L’Oni, il demone della mitologia giapponese, tradizionalmente simbolo di terrore ma anche di giustizia karmica, è il protagonista di questo brano, dove viene presentato come una forza primordiale che irrompe tra tuoni e fulmini, scuotendo la terra con la sua potenza. Il brano si apre con una sorta di evocazione, per poi presentare l’Oni con i suoi occhi cremisi e una maschera d’odio: ma dietro la sua apparenza mostruosa si cela un guardiano antico, “custode di una legge dimenticata”. Nato dall’ombra ma vincolato a un giuramento, protegge il mondo da un destino peggiore. I viandanti che lo temono non comprendono la sua missione: egli combatte per difendere ciò che teme di distruggere. Come nei miti in cui gli Oni punivano i malvagi e proteggevano i giusti, la canzone rivela la sua duplice essenza: una creatura di oscurità che, attraverso il dolore e la forza, diventa scudo silenzioso e simbolo di redenzione.

Questo brano di epic power metal rapido e travolgente, dal carattere sinfonico e intensamente eroico, rievoca la storica battaglia del 1546 tra il clan Hōjō e le forze alleate degli Uesugi e degli Ashikaga. Ambientata nelle pianure di Kawagoe, la canzone cattura la tensione della marcia notturna dei samurai, tra tamburi, acciaio e fiamme. È un canto di lealtà e sacrificio, in cui i guerrieri, uniti da un giuramento sacro, combattono fianco a fianco come fratelli. Le spade “cantano”, le bandiere restano salde, e il ritmo incalzante scandisce il battito collettivo del coraggio. Il messaggio è potente, amplificato dal ritornello in giapponese che ne esalta l’intensità: anche nella notte più profonda, Kawagoe non cadrà, e la luce della libertà continuerà a brillare attraverso il sangue, l’onore e la determinazione. Tatakae… Tatakae…

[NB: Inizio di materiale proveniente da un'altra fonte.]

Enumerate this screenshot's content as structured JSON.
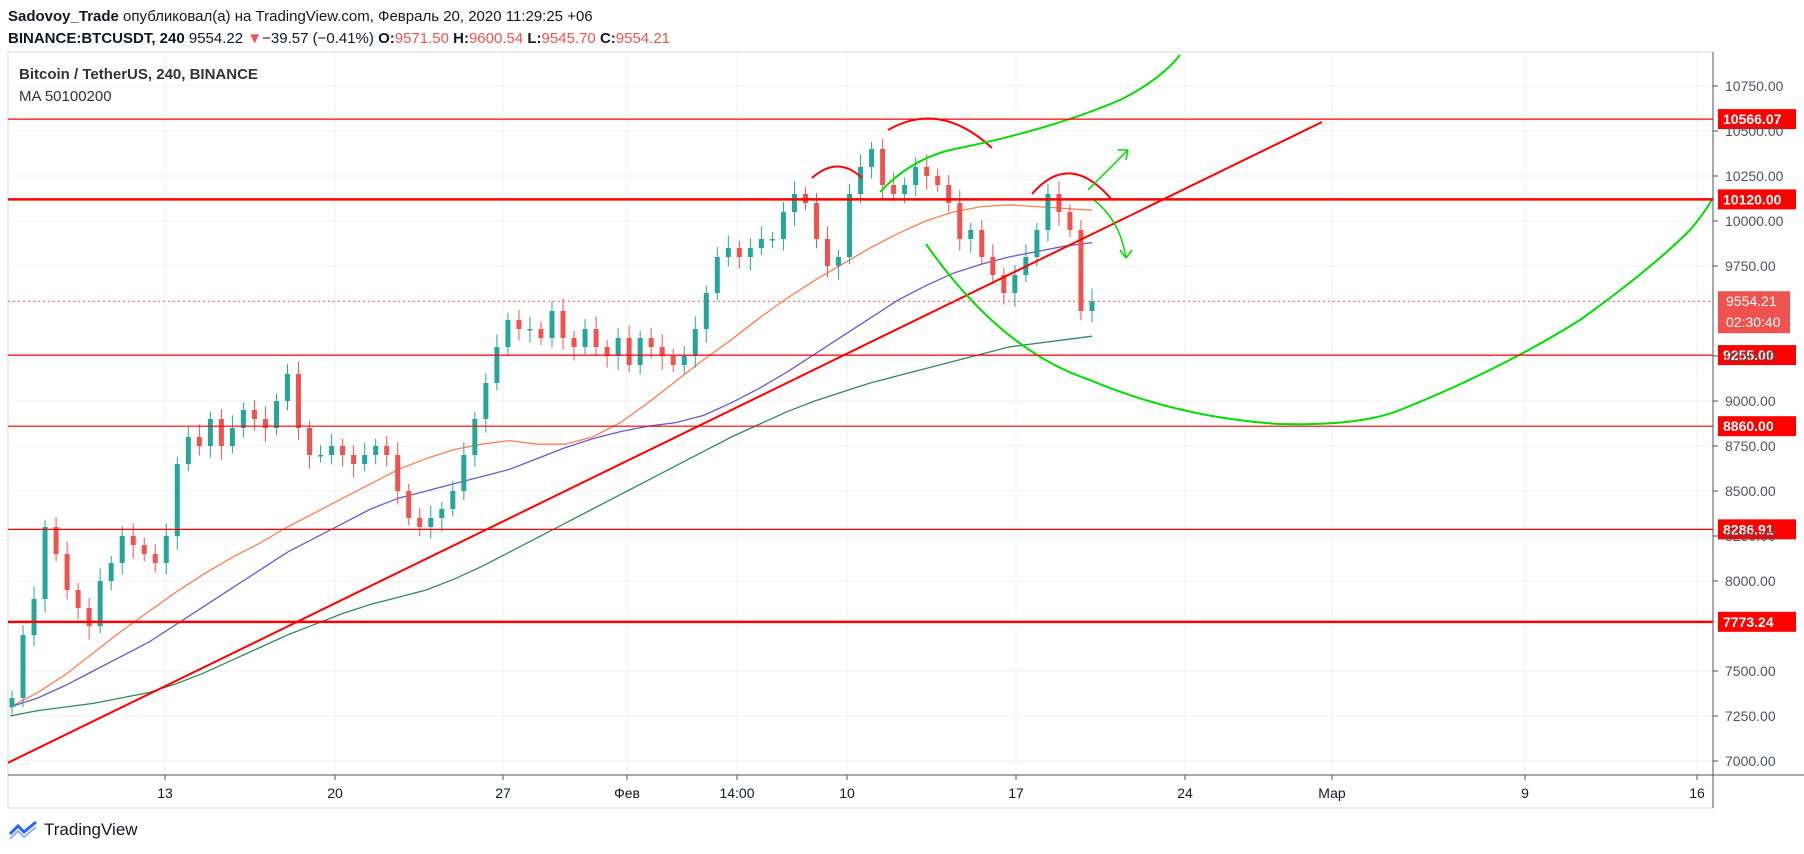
{
  "header": {
    "line1": {
      "author": "Sadovoy_Trade",
      "rest": " опубликовал(а) на TradingView.com, Февраль 20, 2020 11:29:25 +06"
    },
    "line2": {
      "symbol": "BINANCE:BTCUSDT, 240",
      "price": "9554.22",
      "arrow": "▼",
      "change": "−39.57 (−0.41%)",
      "o_label": "O:",
      "o": "9571.50",
      "h_label": "H:",
      "h": "9600.54",
      "l_label": "L:",
      "l": "9545.70",
      "c_label": "C:",
      "c": "9554.21"
    }
  },
  "overlay": {
    "title": "Bitcoin / TetherUS, 240, BINANCE",
    "ma": "MA 50100200"
  },
  "footer": {
    "brand": "TradingView"
  },
  "colors": {
    "up": "#26a69a",
    "down": "#ef5350",
    "level": "#ff0000",
    "trend": "#ff0000",
    "projection": "#00dd00",
    "ma50": "#ff7f50",
    "ma100": "#6a5acd",
    "ma200": "#2e8b57",
    "badge": "#ff0000",
    "grid": "#eef0f3"
  },
  "chart_data": {
    "type": "candlestick",
    "y_axis": {
      "ticks": [
        "7000.00",
        "7250.00",
        "7500.00",
        "8000.00",
        "8250.00",
        "8500.00",
        "8750.00",
        "9000.00",
        "9250.00",
        "9750.00",
        "10000.00",
        "10250.00",
        "10500.00",
        "10750.00"
      ],
      "min": 6950,
      "max": 10900
    },
    "x_axis": {
      "ticks": [
        "13",
        "20",
        "27",
        "Фев",
        "14:00",
        "10",
        "17",
        "24",
        "Мар",
        "9",
        "16"
      ]
    },
    "levels": [
      {
        "label": "10566.07",
        "value": 10566.07,
        "width": 1.2
      },
      {
        "label": "10120.00",
        "value": 10120.0,
        "width": 2.5
      },
      {
        "label": "9255.00",
        "value": 9255.0,
        "width": 1.2
      },
      {
        "label": "8860.00",
        "value": 8860.0,
        "width": 1.2
      },
      {
        "label": "8286.91",
        "value": 8286.91,
        "width": 1.2
      },
      {
        "label": "7773.24",
        "value": 7773.24,
        "width": 2.5
      }
    ],
    "current_price": {
      "label": "9554.21",
      "value": 9554.21,
      "countdown": "02:30:40"
    },
    "candles_close": [
      7350,
      7700,
      7900,
      8300,
      8150,
      7950,
      7850,
      7750,
      8000,
      8100,
      8250,
      8200,
      8150,
      8100,
      8250,
      8650,
      8800,
      8750,
      8900,
      8750,
      8850,
      8950,
      8900,
      8850,
      9000,
      9150,
      8850,
      8700,
      8700,
      8750,
      8700,
      8650,
      8700,
      8750,
      8700,
      8500,
      8350,
      8300,
      8350,
      8400,
      8500,
      8700,
      8900,
      9100,
      9300,
      9450,
      9400,
      9400,
      9350,
      9500,
      9350,
      9300,
      9400,
      9300,
      9250,
      9350,
      9200,
      9350,
      9300,
      9250,
      9200,
      9250,
      9400,
      9600,
      9800,
      9850,
      9800,
      9850,
      9900,
      9900,
      10050,
      10150,
      10100,
      9900,
      9750,
      9800,
      10150,
      10300,
      10400,
      10200,
      10150,
      10200,
      10300,
      10250,
      10200,
      10100,
      9900,
      9950,
      9800,
      9700,
      9600,
      9700,
      9800,
      9950,
      10150,
      10050,
      9950,
      9500,
      9554
    ],
    "ma50": [
      7300,
      7380,
      7480,
      7600,
      7720,
      7830,
      7940,
      8040,
      8130,
      8210,
      8300,
      8380,
      8460,
      8540,
      8620,
      8680,
      8730,
      8760,
      8780,
      8760,
      8760,
      8800,
      8880,
      8990,
      9110,
      9230,
      9340,
      9460,
      9570,
      9670,
      9760,
      9850,
      9930,
      10000,
      10050,
      10080,
      10090,
      10080,
      10070,
      10060
    ],
    "ma100": [
      7300,
      7350,
      7420,
      7500,
      7580,
      7660,
      7760,
      7860,
      7960,
      8060,
      8160,
      8240,
      8320,
      8400,
      8460,
      8500,
      8540,
      8580,
      8620,
      8680,
      8740,
      8790,
      8830,
      8860,
      8880,
      8920,
      8990,
      9070,
      9160,
      9260,
      9360,
      9460,
      9560,
      9640,
      9710,
      9760,
      9800,
      9830,
      9860,
      9880
    ],
    "ma200": [
      7250,
      7280,
      7300,
      7320,
      7350,
      7380,
      7430,
      7490,
      7560,
      7630,
      7700,
      7760,
      7820,
      7870,
      7910,
      7950,
      8010,
      8080,
      8160,
      8240,
      8320,
      8400,
      8480,
      8560,
      8640,
      8720,
      8800,
      8870,
      8940,
      9000,
      9050,
      9100,
      9140,
      9180,
      9220,
      9260,
      9300,
      9320,
      9340,
      9360
    ]
  }
}
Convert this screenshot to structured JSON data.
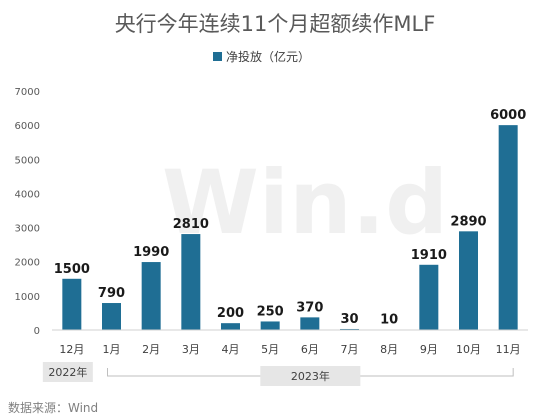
{
  "chart_data": {
    "type": "bar",
    "title": "央行今年连续11个月超额续作MLF",
    "categories": [
      "12月",
      "1月",
      "2月",
      "3月",
      "4月",
      "5月",
      "6月",
      "7月",
      "8月",
      "9月",
      "10月",
      "11月"
    ],
    "series": [
      {
        "name": "净投放（亿元）",
        "values": [
          1500,
          790,
          1990,
          2810,
          200,
          250,
          370,
          30,
          10,
          1910,
          2890,
          6000
        ]
      }
    ],
    "ylim": [
      0,
      7000
    ],
    "yticks": [
      0,
      1000,
      2000,
      3000,
      4000,
      5000,
      6000,
      7000
    ],
    "grid": false,
    "legend": "top",
    "year_groups": [
      {
        "label": "2022年",
        "span": [
          0,
          0
        ]
      },
      {
        "label": "2023年",
        "span": [
          1,
          11
        ]
      }
    ],
    "bar_color": "#1f6e94",
    "watermark": "Win.d"
  },
  "source": "数据来源：Wind"
}
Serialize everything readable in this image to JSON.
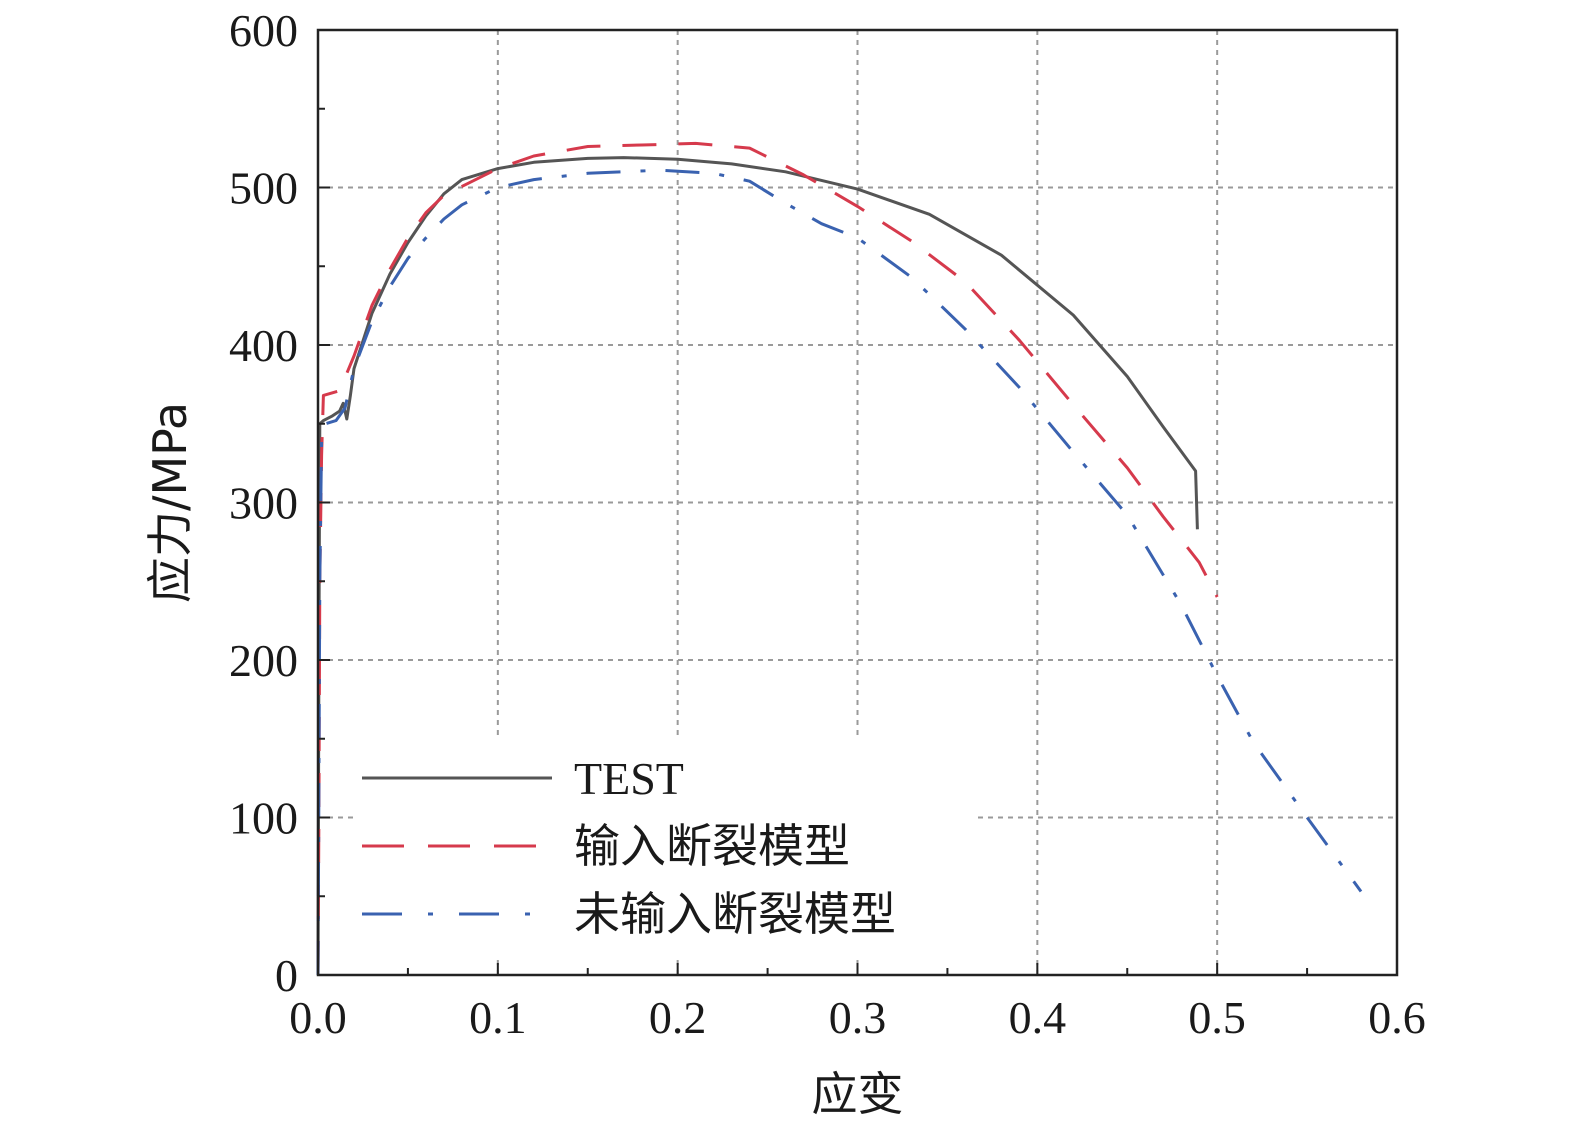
{
  "chart_data": {
    "type": "line",
    "xlabel": "应变",
    "ylabel": "应力/MPa",
    "xlim": [
      0,
      0.6
    ],
    "ylim": [
      0,
      600
    ],
    "x_ticks": [
      "0.0",
      "0.1",
      "0.2",
      "0.3",
      "0.4",
      "0.5",
      "0.6"
    ],
    "y_ticks": [
      "0",
      "100",
      "200",
      "300",
      "400",
      "500",
      "600"
    ],
    "grid": true,
    "legend_position": "bottom-left",
    "series": [
      {
        "name": "TEST",
        "color": "#555555",
        "style": "solid",
        "points": [
          [
            0,
            0
          ],
          [
            0.0005,
            200
          ],
          [
            0.001,
            350
          ],
          [
            0.003,
            352
          ],
          [
            0.008,
            355
          ],
          [
            0.012,
            358
          ],
          [
            0.014,
            363
          ],
          [
            0.016,
            353
          ],
          [
            0.018,
            368
          ],
          [
            0.02,
            385
          ],
          [
            0.03,
            420
          ],
          [
            0.04,
            445
          ],
          [
            0.05,
            465
          ],
          [
            0.06,
            482
          ],
          [
            0.07,
            496
          ],
          [
            0.08,
            505
          ],
          [
            0.1,
            512
          ],
          [
            0.12,
            516
          ],
          [
            0.15,
            518.5
          ],
          [
            0.17,
            519
          ],
          [
            0.2,
            518
          ],
          [
            0.23,
            515
          ],
          [
            0.26,
            510
          ],
          [
            0.3,
            499
          ],
          [
            0.34,
            483
          ],
          [
            0.38,
            457
          ],
          [
            0.42,
            419
          ],
          [
            0.45,
            380
          ],
          [
            0.47,
            348
          ],
          [
            0.488,
            320
          ],
          [
            0.489,
            283
          ]
        ]
      },
      {
        "name": "输入断裂模型",
        "color": "#d63a4c",
        "style": "dashed",
        "points": [
          [
            0,
            0
          ],
          [
            0.0005,
            100
          ],
          [
            0.001,
            250
          ],
          [
            0.002,
            330
          ],
          [
            0.003,
            368
          ],
          [
            0.012,
            371
          ],
          [
            0.02,
            393
          ],
          [
            0.03,
            425
          ],
          [
            0.04,
            448
          ],
          [
            0.05,
            468
          ],
          [
            0.06,
            484
          ],
          [
            0.07,
            495
          ],
          [
            0.1,
            512
          ],
          [
            0.12,
            520
          ],
          [
            0.15,
            526
          ],
          [
            0.18,
            527
          ],
          [
            0.21,
            528
          ],
          [
            0.24,
            525
          ],
          [
            0.27,
            508
          ],
          [
            0.3,
            488
          ],
          [
            0.33,
            466
          ],
          [
            0.36,
            440
          ],
          [
            0.39,
            403
          ],
          [
            0.42,
            362
          ],
          [
            0.45,
            322
          ],
          [
            0.47,
            291
          ],
          [
            0.49,
            262
          ],
          [
            0.5,
            240
          ]
        ]
      },
      {
        "name": "未输入断裂模型",
        "color": "#3a62b0",
        "style": "dashdot",
        "points": [
          [
            0,
            0
          ],
          [
            0.0005,
            120
          ],
          [
            0.001,
            250
          ],
          [
            0.002,
            340
          ],
          [
            0.004,
            350
          ],
          [
            0.01,
            352
          ],
          [
            0.015,
            360
          ],
          [
            0.02,
            385
          ],
          [
            0.03,
            415
          ],
          [
            0.04,
            437
          ],
          [
            0.05,
            455
          ],
          [
            0.06,
            468
          ],
          [
            0.07,
            480
          ],
          [
            0.08,
            489
          ],
          [
            0.1,
            500
          ],
          [
            0.12,
            505
          ],
          [
            0.15,
            509
          ],
          [
            0.19,
            511
          ],
          [
            0.22,
            509
          ],
          [
            0.24,
            504
          ],
          [
            0.26,
            490
          ],
          [
            0.28,
            477
          ],
          [
            0.3,
            468
          ],
          [
            0.33,
            443
          ],
          [
            0.36,
            410
          ],
          [
            0.39,
            373
          ],
          [
            0.42,
            332
          ],
          [
            0.45,
            292
          ],
          [
            0.48,
            235
          ],
          [
            0.5,
            190
          ],
          [
            0.52,
            148
          ],
          [
            0.55,
            100
          ],
          [
            0.58,
            53
          ]
        ]
      }
    ]
  }
}
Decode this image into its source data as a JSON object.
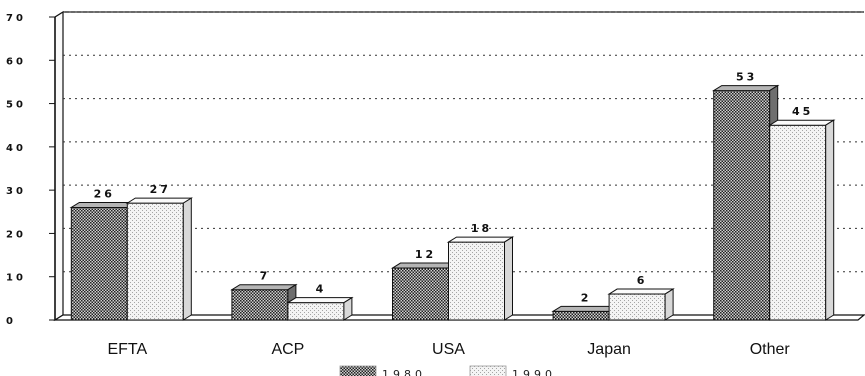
{
  "chart_data": {
    "type": "bar",
    "title": "",
    "xlabel": "",
    "ylabel": "",
    "categories": [
      "EFTA",
      "ACP",
      "USA",
      "Japan",
      "Other"
    ],
    "series": [
      {
        "name": "1980",
        "values": [
          26,
          7,
          12,
          2,
          53
        ],
        "pattern": "dark-checker"
      },
      {
        "name": "1990",
        "values": [
          27,
          4,
          18,
          6,
          45
        ],
        "pattern": "light-dotted"
      }
    ],
    "value_labels": [
      [
        "26",
        "7",
        "12",
        "2",
        "53"
      ],
      [
        "27",
        "4",
        "18",
        "6",
        "45"
      ]
    ],
    "ylim": [
      0,
      70
    ],
    "yticks": [
      0,
      10,
      20,
      30,
      40,
      50,
      60,
      70
    ],
    "grid": "horizontal dotted",
    "legend_position": "bottom-center",
    "colors": {
      "dark": "#8f8f8f",
      "light": "#eeeeee",
      "outline": "#111111"
    }
  }
}
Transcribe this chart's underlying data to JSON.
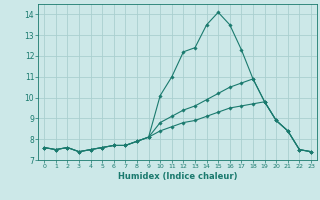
{
  "xlabel": "Humidex (Indice chaleur)",
  "ylabel": "",
  "background_color": "#cce8e8",
  "grid_color": "#aacfcf",
  "line_color": "#1a7a6e",
  "xlim": [
    -0.5,
    23.5
  ],
  "ylim": [
    7,
    14.5
  ],
  "xticks": [
    0,
    1,
    2,
    3,
    4,
    5,
    6,
    7,
    8,
    9,
    10,
    11,
    12,
    13,
    14,
    15,
    16,
    17,
    18,
    19,
    20,
    21,
    22,
    23
  ],
  "yticks": [
    7,
    8,
    9,
    10,
    11,
    12,
    13,
    14
  ],
  "x": [
    0,
    1,
    2,
    3,
    4,
    5,
    6,
    7,
    8,
    9,
    10,
    11,
    12,
    13,
    14,
    15,
    16,
    17,
    18,
    19,
    20,
    21,
    22,
    23
  ],
  "y_main": [
    7.6,
    7.5,
    7.6,
    7.4,
    7.5,
    7.6,
    7.7,
    7.7,
    7.9,
    8.1,
    10.1,
    11.0,
    12.2,
    12.4,
    13.5,
    14.1,
    13.5,
    12.3,
    10.9,
    9.8,
    8.9,
    8.4,
    7.5,
    7.4
  ],
  "y_upper": [
    7.6,
    7.5,
    7.6,
    7.4,
    7.5,
    7.6,
    7.7,
    7.7,
    7.9,
    8.1,
    8.8,
    9.1,
    9.4,
    9.6,
    9.9,
    10.2,
    10.5,
    10.7,
    10.9,
    9.8,
    8.9,
    8.4,
    7.5,
    7.4
  ],
  "y_lower": [
    7.6,
    7.5,
    7.6,
    7.4,
    7.5,
    7.6,
    7.7,
    7.7,
    7.9,
    8.1,
    8.4,
    8.6,
    8.8,
    8.9,
    9.1,
    9.3,
    9.5,
    9.6,
    9.7,
    9.8,
    8.9,
    8.4,
    7.5,
    7.4
  ]
}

Con un’introduzione di pianoforte dal tono intimo e malinconico, la canzone sfocia in un power metal melodico e armonico, dove le chitarre, pur potenti, si fondono con arrangiamenti eleganti e atmosfere solenni. Il primo ritornello, anch’esso melodico, amplifica l’emozione iniziale, trasformando la quiete dell’intro in una promessa di rinascita. Sul campo di battaglia, il protagonista giace ferito, immerso nell’oscurità, finché appare Mizuchi, antico spirito draconico delle acque nella mitologia giapponese. Temuto e venerato come divinità dei fiumi e della pioggia, qui Mizuchi assume il ruolo di salvatore e guardiano, portando calore, forza e vita. Il contatto con la sua scaglia suggella un patto eterno: il dolore svanisce, la paura si dissolve e il guerriero rinasce. Mizuchi diventa così un canto di rigenerazione spirituale e guarigione, simbolo della luce che trionfa sulla morte.

Questo è un brano epic metal maestoso e orchestrale, dal ritmo serrato e dalle melodie ascensionali che evocano la tensione della battaglia imminente. Tra le chitarre elettriche si intrecciano alcune note di koto, lo strumento a corda tradizionale giapponese, che aggiunge un tocco originale, come un eco proveniente da un mondo antico. Al centro della narrazione si erge la Kitsune, la leggendaria volpe del folklore nipponico, messaggera degli dèi e spirito ambivalente, insieme guida e ingannatrice. Descritta come “volpe delle ombre” e “volpe della luce”, rappresenta la dualità del destino e il confine tra verità e menzogna. Servitrice della dea Inari, allinea le stelle e intreccia i fili del fato, richiamando i guerrieri alla battaglia finale. La sua voce, suadente e divina, diventa il segnale dell’alba, dove speranza e distruzione si fondono nel fuoco della guerra.